Em paralelo ao processo de remediação podemos destacar o princípio da fusão ou interfaceamento entre linguagens que, de acordo com o pensamento de Arantes (2015, p.44- 45) vem, desde anos 1970 para cá, em função de obras que transbordam para além dessas especificidades, pois, começa a se esboçar outro discurso que aponta para processos de contaminação entre as linguagens.

Assim, tanto na ideia dos retratos como cartões-postais, dos ímãs de geladeira e dos livros de fotografias, à semelhança dos álbuns de retratos, o conjunto de trabalhos sugere, também, indicativos para pensar na questão dos trânsitos e deslocamentos do corpográfico. O conceito ao qual já nos referimos para explicitar as grafias do corpo em imagens expressas na rede torna a enfatizar, do ponto de vista da relação com o espectador, uma instigante imagem íntima que não revela a identidade do usuário ao mesmo tempo em que se funde com ela ao sugerir o pensamento de que as imagens bem poderiam ser um autorretrato.
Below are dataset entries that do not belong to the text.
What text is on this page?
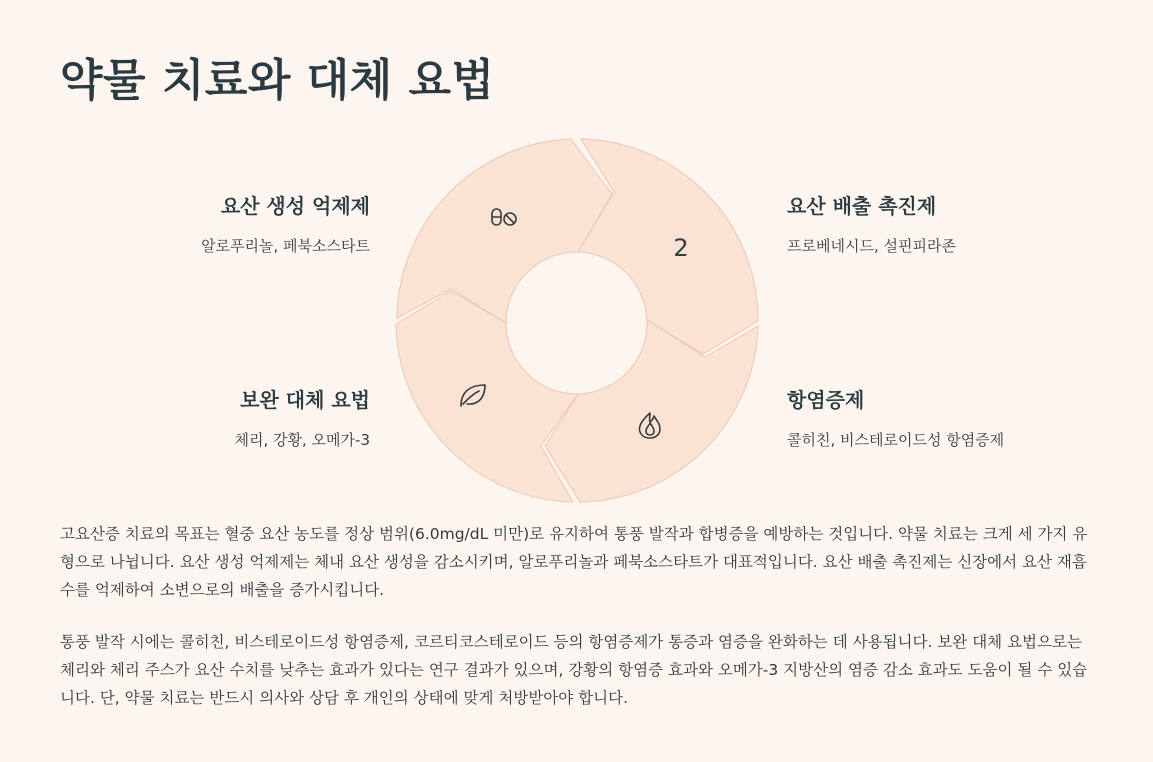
약물 치료와 대체 요법
2

요산 생성 억제제

알로푸리놀, 페북소스타트

요산 배출 촉진제

프로베네시드, 설핀피라존

보완 대체 요법

체리, 강황, 오메가-3

항염증제

콜히친, 비스테로이드성 항염증제

고요산증 치료의 목표는 혈중 요산 농도를 정상 범위(6.0mg/dL 미만)로 유지하여 통풍 발작과 합병증을 예방하는 것입니다. 약물 치료는 크게 세 가지 유형으로 나뉩니다. 요산 생성 억제제는 체내 요산 생성을 감소시키며, 알로푸리놀과 페북소스타트가 대표적입니다. 요산 배출 촉진제는 신장에서 요산 재흡수를 억제하여 소변으로의 배출을 증가시킵니다.

통풍 발작 시에는 콜히친, 비스테로이드성 항염증제, 코르티코스테로이드 등의 항염증제가 통증과 염증을 완화하는 데 사용됩니다. 보완 대체 요법으로는 체리와 체리 주스가 요산 수치를 낮추는 효과가 있다는 연구 결과가 있으며, 강황의 항염증 효과와 오메가-3 지방산의 염증 감소 효과도 도움이 될 수 있습니다. 단, 약물 치료는 반드시 의사와 상담 후 개인의 상태에 맞게 처방받아야 합니다.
Desse modo, refletem cenas de suas experiências na presença física mediada pelo dispositivo e narradas pela rede social. Dentro da perspectiva do relacionamento artista-obra-público, o indivíduo espectador não fica de fora somente a contemplar o desenvolvimento ou o produto dessas imagens, mas participa ativamente da sua configuração por meio da identificação com aspectos das narrativas íntimas.